Exploring and Expanding the Innovative Role of Insurance and Other Financial and Institutional Mechanisms in Addressing Climate Related Loss and Damage

Wednesday, March 16, 2016 12:00 AM EDT (UTC–04:00)
Private Event: Workshop
Mar
16

This is a private, two-day workshop exploring the challenging issue of expanding the role of insurance and other financial and institutional mechanisms to provide innovative financing and resilience in addressing climate related loss and damage.  

The 2015 Paris Climate Agreement specifically provides for the continuation of the Warsaw International Mechanism on Loss and Damage (WIM) to centralize discussion of the means and mechanisms to assist in alleviating such impacts and provide resilience to affected communities and countries.   Under loss and damage provisions in the Paris Agreement, “risk insurance facilities, climate risk pooling and other insurance solutions” are identified as one of the “areas of cooperation and facilitation to enhance understanding, action and support.” Later this year the UNFCCC Standing Committee on Finance (SCF) will dedicate its 2016 Forum to this topic.   

Key workshop objectives include: 

  • discussing the current role and limitations of insurance and existing international funds in relation to catastrophic as well as slow on-set climate related loss and damage;
  • exploring creatively and developing concepts for innovative use of insurance, other financial instruments as well as new forms of institutional mechanisms in alleviating climate change impacts and providing resilience to communities; and
  • developing and subsequently sharing the resulting ideas in an outcome report with the SCF and WIM as well as with private and public institutions, companies and States that wish to be proactive on these issues.  

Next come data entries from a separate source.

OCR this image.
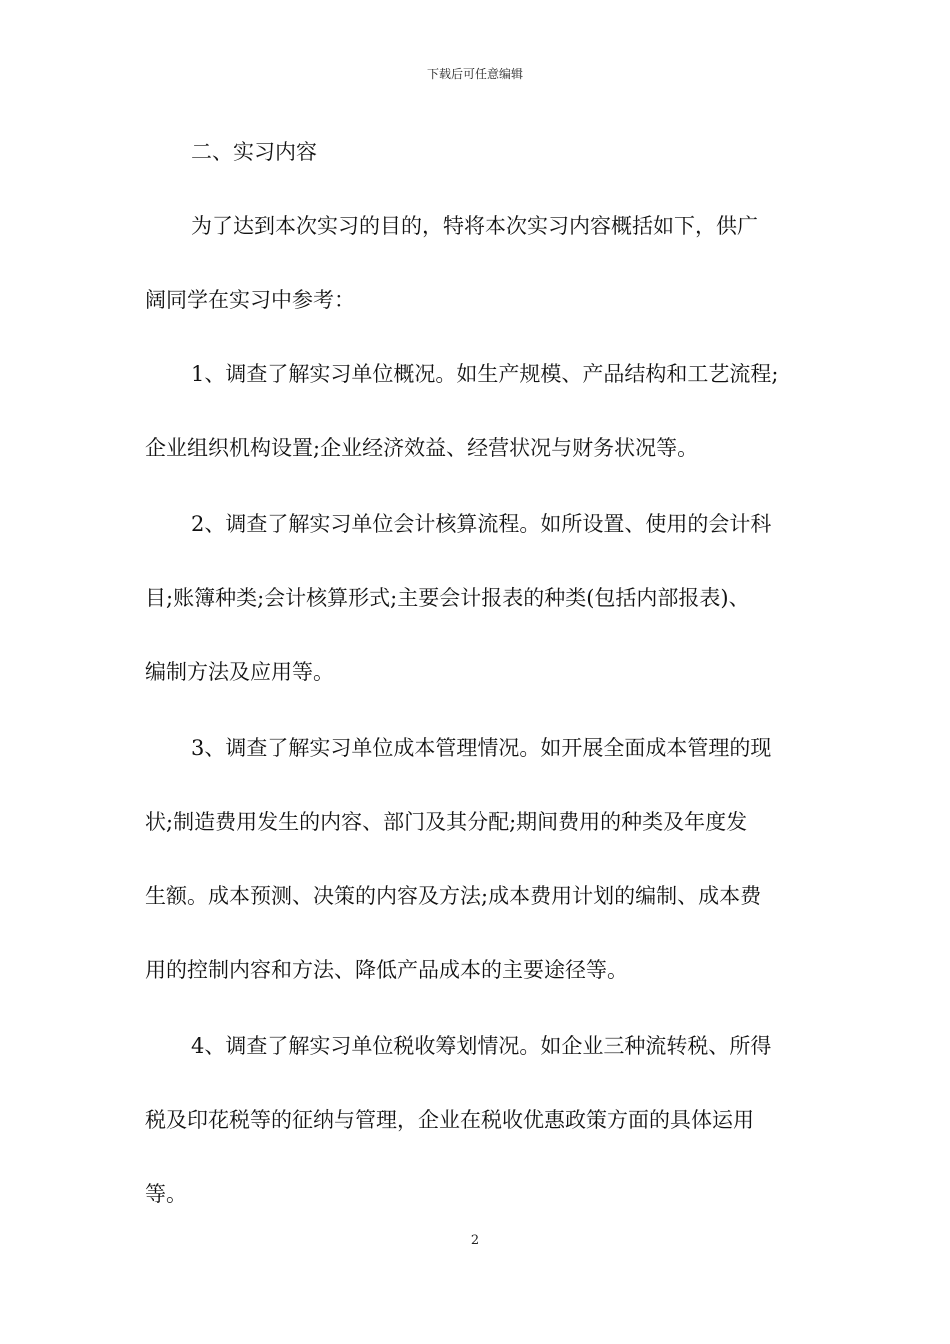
下载后可任意编辑
二、实习内容
为了达到本次实习的目的，特将本次实习内容概括如下，供广
阔同学在实习中参考：
1、调查了解实习单位概况。如生产规模、产品结构和工艺流程;
企业组织机构设置;企业经济效益、经营状况与财务状况等。
2、调查了解实习单位会计核算流程。如所设置、使用的会计科
目;账簿种类;会计核算形式;主要会计报表的种类(包括内部报表)、
编制方法及应用等。
3、调查了解实习单位成本管理情况。如开展全面成本管理的现
状;制造费用发生的内容、部门及其分配;期间费用的种类及年度发
生额。成本预测、决策的内容及方法;成本费用计划的编制、成本费
用的控制内容和方法、降低产品成本的主要途径等。
4、调查了解实习单位税收筹划情况。如企业三种流转税、所得
税及印花税等的征纳与管理，企业在税收优惠政策方面的具体运用
等。
2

The workshop is co-sponsored by the following non-partisan and not-for-profit think tanks/research centers: the Wilson Center, the Centre for International Governance Innovation (CIGI) International Law Research Program, the International Research Institute for Climate and Society (IRI) and the International Centre for Climate Change and Development (ICCCAD). 

There will also be a public event on this topic, hosted by the Wilson Center, in conjunction with the UN Foundation and George Mason University, for a two-hour discussion in a hands-on interactive format with a broader Washington D.C. audience. This will be followed by a small reception co-sponsored by CIGI that will allow for additional networking and further individual discussions and engagement. It is hoped that the report from the workshop and a summary of the public discussion will provide the basis for follow up and collaborations post workshop.